BUT I’M ALMOST IN FIRST PLACE!
Caught the last part of an expose the other night on those kids who nearly beat the crap out of you to sell you magazine subscriptions. You know what I’m talking about. You come home and there’s one in your living room sitting in the dark. “I knew you’d show up some time, Mr. Adkins,” he says, swiveling the chair to face me. “I understand how you deterred my associates who visited your office building today- but how do you plan to MAKE IT PAST ME!” At this he jumps up, throwing back his trenchcoat (IN SLOW MOTION) to reveal a gleaming arsenal of machineguns and anti-aircraft weapons.
I dive behind the livingroom wall JUST AS HE SPRAYS A LINE OF BULLETS right above my head. Scrambling for the kitchen, I dart to the pantry, detecting the faint metal clink clink clink of a stun grenade bouncing around the corner! I slam open the pantry, fumbling for a meat cleaver- or skewers- ANYTHING. All I get is a pizza cutter… AND my sawed off shotgun! I dive thru the window into the backyard just as the grenade takes out all the new italian decor Heidi got to redo the kitchen.
“You don’t understand, Mr. Adkins! I’m in second place to win a trip to Tahiti. If you just get one subscription to Vibe or something I could WIN!!! Don’t you want me to win?”
“Never!!!” I scream, just before I raise the Shotgun to pump a few shots backwards over my head into the kitchen, “It’s all a clever rouse- THERE IS NO TRIP TO TAHITI!” and you were NEVER IN SECOND PLACE!!!.” Silence. I begin to backstep towards the shed…
“So…” he begins as he steps from the bushes behind me. “It seems this game of cat and mouse has come to an end.” Hands up, I drop my gun. I know when I’m beat. “I have your checkbook right here- I hope you don’t mind but I took the liberty of ordering you seventeen subscriptions to Reader’s Digest. With this in the system, I’m sure to win fir- ahhhhh yes, you and I both know there was no contest. BUT this is just enough to meet my quota and keep my supervisor off my back for one more day. Thank you Mr. Adkins”
Bang. One shot in the back. As he falls to his knees in complete surprise a red bead begins to grow on his chest. “That’s for the Italian decor, Punk.” Heidi was just in time- now we don’t have to figure out who to give all those Reader’s Digests to.
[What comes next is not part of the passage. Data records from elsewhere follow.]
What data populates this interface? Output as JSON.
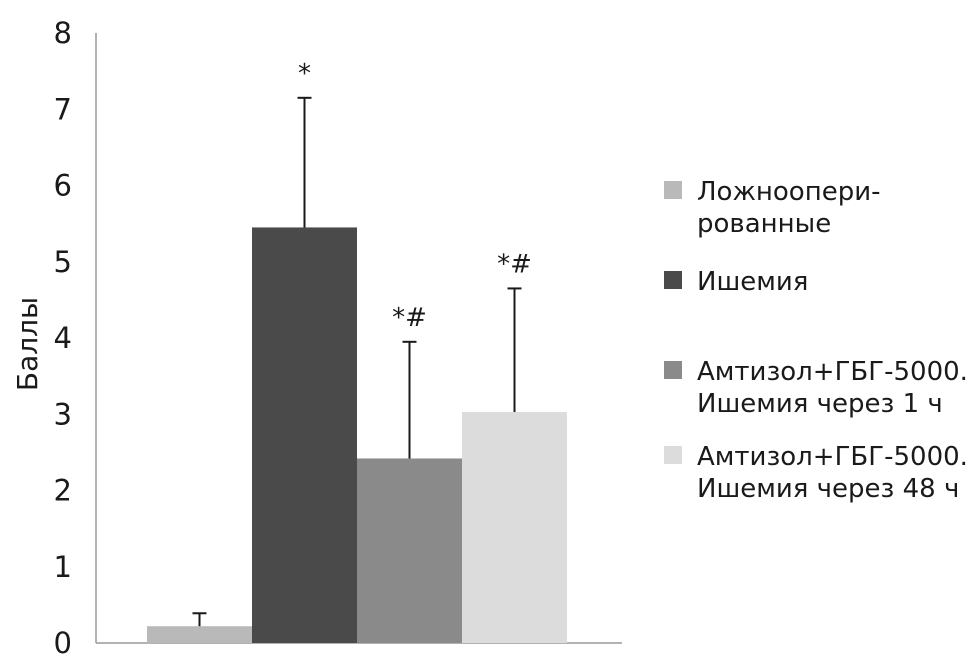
{
  "chart_data": {
    "type": "bar",
    "title": "",
    "xlabel": "",
    "ylabel": "Баллы",
    "ylim": [
      0,
      8
    ],
    "yticks": [
      0,
      1,
      2,
      3,
      4,
      5,
      6,
      7,
      8
    ],
    "grid": false,
    "legend_position": "right",
    "series": [
      {
        "name": "Ложноопери-рованные",
        "legend_lines": [
          "Ложноопери-",
          "рованные"
        ],
        "value": 0.22,
        "error": 0.17,
        "significance": "",
        "color": "#b9b9b9"
      },
      {
        "name": "Ишемия",
        "legend_lines": [
          "Ишемия"
        ],
        "value": 5.45,
        "error": 1.7,
        "significance": "*",
        "color": "#4a4a4a"
      },
      {
        "name": "Амтизол+ГБГ-5000. Ишемия через 1 ч",
        "legend_lines": [
          "Амтизол+ГБГ-5000.",
          "Ишемия через 1 ч"
        ],
        "value": 2.42,
        "error": 1.53,
        "significance": "*#",
        "color": "#8a8a8a"
      },
      {
        "name": "Амтизол+ГБГ-5000. Ишемия через 48 ч",
        "legend_lines": [
          "Амтизол+ГБГ-5000.",
          "Ишемия через 48 ч"
        ],
        "value": 3.03,
        "error": 1.62,
        "significance": "*#",
        "color": "#dcdcdc"
      }
    ]
  }
}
February 5th, 2004 at 11:07 am
Nice.
Reminds me of Orlando jones in “Office Space”.
SO funny.
js
February 5th, 2004 at 11:21 am
I was totaly going for a O/S reference with the “vibe” comment. Thank you.
February 5th, 2004 at 11:58 am
The few seconds in your head that you share with us are mildly troubling my friend…
February 5th, 2004 at 11:29 pm
oh yeah! that’s right! who’s the woman!?!?
February 6th, 2004 at 11:20 am
What drugs were you on when you wrote this, and can I please have some?
Heh.
February 6th, 2004 at 11:23 am
Come on, people- Like it hasn’t happened to you.